WORKLOAD DISTRIBUTION SYSTEM
A weighted case load scoring system — borrowed from RPG combat mechanics — that eliminated queue ambiguity and drove Average Speed of Answer from 20 minutes to 5.
The problem was not effort. It was ambiguity.
Frontline reps are operationally focused on resolving their existing cases and meeting Mean Time to Resolution targets. That focus is appropriate — MTTR is a core performance metric. But it meant that when a new case arrived, it landed in a queue that no one was actively watching. Not because reps were neglecting it, but because watching the queue was no one’s explicit job in that moment.
The result was a structural gap between case arrival and case pickup. That gap showed up directly in response time and SLA metrics. Initial Response SLA attainment was at 35%. Average Speed of Answer was running 20–30 minutes.
Borrow the right algorithm.
Solving the ambiguity problem required a distribution mechanism — a clear, dynamic answer to the question: whose turn is it? The inspiration came from turn-based RPGs. In combat systems of that genre, turn order is not determined by a flat rotation. It is calculated from character attributes — speed, status effects, equipped gear — that are summed into a weighted score. The character with the lightest load moves first.
Simple case count was not viable. Two reps can each own five cases while carrying dramatically different workloads. Counting only high-severity cases was not viable either — dismissing lower-severity cases would turn them into a quiet vulnerability for escalations.
Complexity in the model. Simplicity in the execution.
With the scoring model in place, the operational layer was deliberately kept simple. The Saved Search surfaces the current point totals for each rep at any given moment. At the start of each shift window, the first rep to arrive runs the search, reads the current scores, and maps the turn order from lightest to heaviest load. That sequence is posted to the dedicated Slack group chat in a single line. When a rep picks up an incoming case, they tag the next person in the chain. The tag sends a Slack notification. No manager intervention required. No ambiguity about whose turn it is.
THE TURN ORDER BOARD
Adjust a case’s weight. Watch the queue reorder in real time. Activate auto-mode to see what the system became.
What this system carried forward.
Borrow the right algorithm, not the familiar one.
Simple case count was the obvious metric. It was also wrong. The insight that unlocked the system was recognizing that case load is a multi-dimensional variable — and that a better model for calculating it already existed in an entirely different domain. Generative AI made it practical to cross that domain boundary.

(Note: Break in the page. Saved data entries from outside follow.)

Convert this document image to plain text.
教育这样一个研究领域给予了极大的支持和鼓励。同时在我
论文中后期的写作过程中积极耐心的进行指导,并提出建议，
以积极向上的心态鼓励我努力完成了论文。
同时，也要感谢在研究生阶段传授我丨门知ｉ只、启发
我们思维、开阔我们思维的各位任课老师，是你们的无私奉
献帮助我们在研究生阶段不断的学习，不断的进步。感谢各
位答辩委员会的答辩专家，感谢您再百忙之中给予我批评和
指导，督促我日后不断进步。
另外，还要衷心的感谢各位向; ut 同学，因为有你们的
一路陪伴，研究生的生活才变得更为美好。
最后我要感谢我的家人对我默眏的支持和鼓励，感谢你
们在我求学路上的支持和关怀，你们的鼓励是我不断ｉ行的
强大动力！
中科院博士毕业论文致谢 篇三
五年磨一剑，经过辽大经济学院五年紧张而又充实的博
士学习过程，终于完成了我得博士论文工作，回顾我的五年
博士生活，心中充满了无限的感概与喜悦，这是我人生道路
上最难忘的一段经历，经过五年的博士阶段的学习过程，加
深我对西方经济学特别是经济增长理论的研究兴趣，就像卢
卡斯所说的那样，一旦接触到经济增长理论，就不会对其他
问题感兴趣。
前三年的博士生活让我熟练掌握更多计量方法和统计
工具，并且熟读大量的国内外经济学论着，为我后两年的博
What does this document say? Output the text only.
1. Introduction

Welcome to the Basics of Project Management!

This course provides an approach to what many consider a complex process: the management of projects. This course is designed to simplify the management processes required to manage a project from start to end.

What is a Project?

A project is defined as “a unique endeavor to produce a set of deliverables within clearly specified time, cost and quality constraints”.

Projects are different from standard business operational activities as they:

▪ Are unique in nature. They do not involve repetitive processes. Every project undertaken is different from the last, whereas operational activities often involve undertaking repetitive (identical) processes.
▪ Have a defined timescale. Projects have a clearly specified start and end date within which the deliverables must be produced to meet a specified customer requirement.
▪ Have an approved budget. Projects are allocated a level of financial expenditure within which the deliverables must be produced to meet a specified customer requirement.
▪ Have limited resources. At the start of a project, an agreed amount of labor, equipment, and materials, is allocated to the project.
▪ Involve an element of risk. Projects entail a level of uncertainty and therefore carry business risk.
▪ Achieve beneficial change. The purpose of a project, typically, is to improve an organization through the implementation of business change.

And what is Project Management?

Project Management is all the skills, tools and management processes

Use AI to make itself unnecessary.
The scoring model required ongoing monthly recalibration as case data evolved. Rather than creating a recurring dependency on the model, GenAI was used once to produce a self-sufficient offline tool. The intelligence was distilled into an instrument. The instrument runs without the model.
Simplicity in execution protects complexity in design.
The scoring model is sophisticated. The floor mechanic — a single line in Slack, a tag, a notification — is as simple as a system can be. That asymmetry is intentional. The complexity lives where the manager can manage it. The simplicity lives where the rep has to execute under load, mid-shift, without thinking twice.